Swift Clara, the Bey Hive, honorary mayorships, and more: This summer, fanbases of mainly women helped rebound the U.S. economy.

This Summer Girls Ran the World
7/28/23: Taylor Swift brought her Eras Tour to sell-out crowds at Levi’s Stadium for two consecutive nights in July. Image courtesy Associated Press.

For two nights in July, the City of Santa Clara was renamed “Swiftie Clara” for its new honorary mayor, pop superstar Taylor Swift. It was the latest in a long line of cities to capitalize on the stunning success of Swift’s international Eras Tour.

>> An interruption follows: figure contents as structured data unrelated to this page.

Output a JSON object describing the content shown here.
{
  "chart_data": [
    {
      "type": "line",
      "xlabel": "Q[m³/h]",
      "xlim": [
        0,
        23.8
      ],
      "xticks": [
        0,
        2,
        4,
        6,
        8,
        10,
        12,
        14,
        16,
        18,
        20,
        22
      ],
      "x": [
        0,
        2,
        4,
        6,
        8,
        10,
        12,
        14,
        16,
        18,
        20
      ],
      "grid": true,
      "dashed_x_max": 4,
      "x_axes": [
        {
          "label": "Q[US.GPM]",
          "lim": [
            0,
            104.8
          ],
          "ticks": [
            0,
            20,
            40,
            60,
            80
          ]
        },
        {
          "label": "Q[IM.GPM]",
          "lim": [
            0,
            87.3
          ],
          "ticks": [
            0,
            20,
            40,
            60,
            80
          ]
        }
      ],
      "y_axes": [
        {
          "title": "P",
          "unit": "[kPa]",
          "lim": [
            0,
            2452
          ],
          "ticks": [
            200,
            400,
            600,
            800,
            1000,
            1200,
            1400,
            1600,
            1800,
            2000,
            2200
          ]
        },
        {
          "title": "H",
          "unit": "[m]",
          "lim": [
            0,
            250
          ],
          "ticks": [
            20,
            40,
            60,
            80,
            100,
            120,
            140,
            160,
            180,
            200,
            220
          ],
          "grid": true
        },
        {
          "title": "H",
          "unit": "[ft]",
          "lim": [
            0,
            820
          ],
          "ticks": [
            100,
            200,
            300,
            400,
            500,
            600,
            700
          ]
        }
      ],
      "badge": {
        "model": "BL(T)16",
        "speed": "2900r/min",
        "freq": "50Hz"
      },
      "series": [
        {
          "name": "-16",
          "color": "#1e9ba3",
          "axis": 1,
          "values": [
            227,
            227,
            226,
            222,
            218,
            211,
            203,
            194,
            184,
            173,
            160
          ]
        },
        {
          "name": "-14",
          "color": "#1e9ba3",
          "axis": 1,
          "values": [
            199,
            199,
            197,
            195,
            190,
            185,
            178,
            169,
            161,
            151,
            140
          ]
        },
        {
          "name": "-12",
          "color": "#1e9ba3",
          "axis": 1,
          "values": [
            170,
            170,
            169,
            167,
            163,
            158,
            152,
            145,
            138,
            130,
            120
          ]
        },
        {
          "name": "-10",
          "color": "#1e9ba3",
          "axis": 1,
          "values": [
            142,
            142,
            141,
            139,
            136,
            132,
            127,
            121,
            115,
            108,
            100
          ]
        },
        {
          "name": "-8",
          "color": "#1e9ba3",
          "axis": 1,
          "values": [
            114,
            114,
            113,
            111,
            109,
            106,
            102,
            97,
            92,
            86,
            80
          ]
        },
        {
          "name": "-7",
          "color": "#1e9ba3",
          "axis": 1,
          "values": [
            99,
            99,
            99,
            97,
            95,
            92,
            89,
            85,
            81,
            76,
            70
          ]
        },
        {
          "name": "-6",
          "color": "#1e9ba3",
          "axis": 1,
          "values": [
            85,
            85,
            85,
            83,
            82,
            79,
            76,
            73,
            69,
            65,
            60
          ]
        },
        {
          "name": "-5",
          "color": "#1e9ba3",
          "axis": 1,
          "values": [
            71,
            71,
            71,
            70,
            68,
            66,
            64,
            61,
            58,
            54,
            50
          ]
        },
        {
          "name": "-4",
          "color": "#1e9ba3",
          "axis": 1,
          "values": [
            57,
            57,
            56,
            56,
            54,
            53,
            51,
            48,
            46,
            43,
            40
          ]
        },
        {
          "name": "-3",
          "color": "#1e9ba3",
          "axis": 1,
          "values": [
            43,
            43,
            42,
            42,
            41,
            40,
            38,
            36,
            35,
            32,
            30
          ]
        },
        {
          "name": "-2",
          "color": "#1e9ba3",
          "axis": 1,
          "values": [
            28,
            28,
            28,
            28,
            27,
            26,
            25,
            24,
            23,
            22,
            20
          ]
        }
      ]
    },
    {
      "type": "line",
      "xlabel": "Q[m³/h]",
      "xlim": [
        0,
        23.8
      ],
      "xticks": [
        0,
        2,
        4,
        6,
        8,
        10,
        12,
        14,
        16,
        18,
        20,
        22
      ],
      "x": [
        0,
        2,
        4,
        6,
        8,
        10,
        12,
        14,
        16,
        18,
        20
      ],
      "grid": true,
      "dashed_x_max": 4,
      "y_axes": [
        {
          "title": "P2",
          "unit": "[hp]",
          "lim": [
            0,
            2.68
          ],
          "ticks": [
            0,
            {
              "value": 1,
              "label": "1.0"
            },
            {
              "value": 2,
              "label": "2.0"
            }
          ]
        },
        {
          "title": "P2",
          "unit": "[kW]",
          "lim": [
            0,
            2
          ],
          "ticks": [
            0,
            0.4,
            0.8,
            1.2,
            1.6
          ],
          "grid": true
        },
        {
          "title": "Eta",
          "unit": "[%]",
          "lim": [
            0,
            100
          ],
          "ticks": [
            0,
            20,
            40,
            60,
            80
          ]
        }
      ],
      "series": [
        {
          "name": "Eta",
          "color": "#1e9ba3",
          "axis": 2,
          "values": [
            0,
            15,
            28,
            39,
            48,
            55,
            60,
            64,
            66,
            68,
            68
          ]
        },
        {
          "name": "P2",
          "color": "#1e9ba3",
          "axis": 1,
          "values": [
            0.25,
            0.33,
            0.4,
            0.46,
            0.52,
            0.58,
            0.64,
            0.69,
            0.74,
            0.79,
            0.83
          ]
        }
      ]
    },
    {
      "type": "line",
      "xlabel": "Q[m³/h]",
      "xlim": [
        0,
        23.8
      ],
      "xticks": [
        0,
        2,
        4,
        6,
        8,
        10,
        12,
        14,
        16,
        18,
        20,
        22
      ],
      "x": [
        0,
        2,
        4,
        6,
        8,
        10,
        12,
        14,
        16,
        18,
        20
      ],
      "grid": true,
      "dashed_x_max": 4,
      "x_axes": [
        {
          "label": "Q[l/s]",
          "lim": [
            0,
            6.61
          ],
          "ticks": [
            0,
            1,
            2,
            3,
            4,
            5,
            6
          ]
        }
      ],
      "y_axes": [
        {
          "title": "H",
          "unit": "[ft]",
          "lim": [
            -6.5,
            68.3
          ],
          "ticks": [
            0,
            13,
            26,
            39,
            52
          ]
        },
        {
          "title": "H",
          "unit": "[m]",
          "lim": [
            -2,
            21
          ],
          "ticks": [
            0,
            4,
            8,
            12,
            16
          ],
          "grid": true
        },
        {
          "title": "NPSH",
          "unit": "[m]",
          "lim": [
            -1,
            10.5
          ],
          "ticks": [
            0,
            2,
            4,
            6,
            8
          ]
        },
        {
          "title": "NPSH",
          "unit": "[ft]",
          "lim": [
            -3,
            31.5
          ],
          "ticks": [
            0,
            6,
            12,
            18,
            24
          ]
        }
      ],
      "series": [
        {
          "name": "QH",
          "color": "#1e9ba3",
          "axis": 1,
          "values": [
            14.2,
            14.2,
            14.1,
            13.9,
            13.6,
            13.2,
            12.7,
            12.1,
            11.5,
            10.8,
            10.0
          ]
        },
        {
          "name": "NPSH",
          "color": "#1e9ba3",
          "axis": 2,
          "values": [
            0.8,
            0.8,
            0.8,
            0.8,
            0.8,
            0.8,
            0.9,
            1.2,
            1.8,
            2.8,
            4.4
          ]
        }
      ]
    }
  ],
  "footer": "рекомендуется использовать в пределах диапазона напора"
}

“It’s a match made in heaven,” SCU associate professor of marketing Kumar Sarangee proclaimed in a CBS News Bay Area segment. Taylor Swift is “an innovative leader, she’s a smart businesswoman, she’s a philanthropist, she’s an activist, and she does at a young age a lot of things very well. And that’s what Santa Clara stands for.”

Much of the credit for building that brand, Sarangee notes, goes to Swift’s “rabidly loyal fan base.” So-called Swifties span generations from Boomers to Zoomers and are willing to spend—a lot!—to prepare for, travel to, tailgate at, and buy merch at her concerts.

According to the survey company QuestionPro, Swift’s tour could generate upwards of $4.6 billion in economic activity in North America. In late August, Beyoncé brought her record-breaking Renaissance World Tour to Levi’s Stadium (and was also named honorary mayor of Santa Clara). Renaissance is expected to generate $4.5 billion in spending, internationally.

It’s no wonder, contemplating those incredible sums and realizing Barbie became the first female-directed movie to break $1 billion at the box office, that NPR dubbed this #BillionGirlSummer.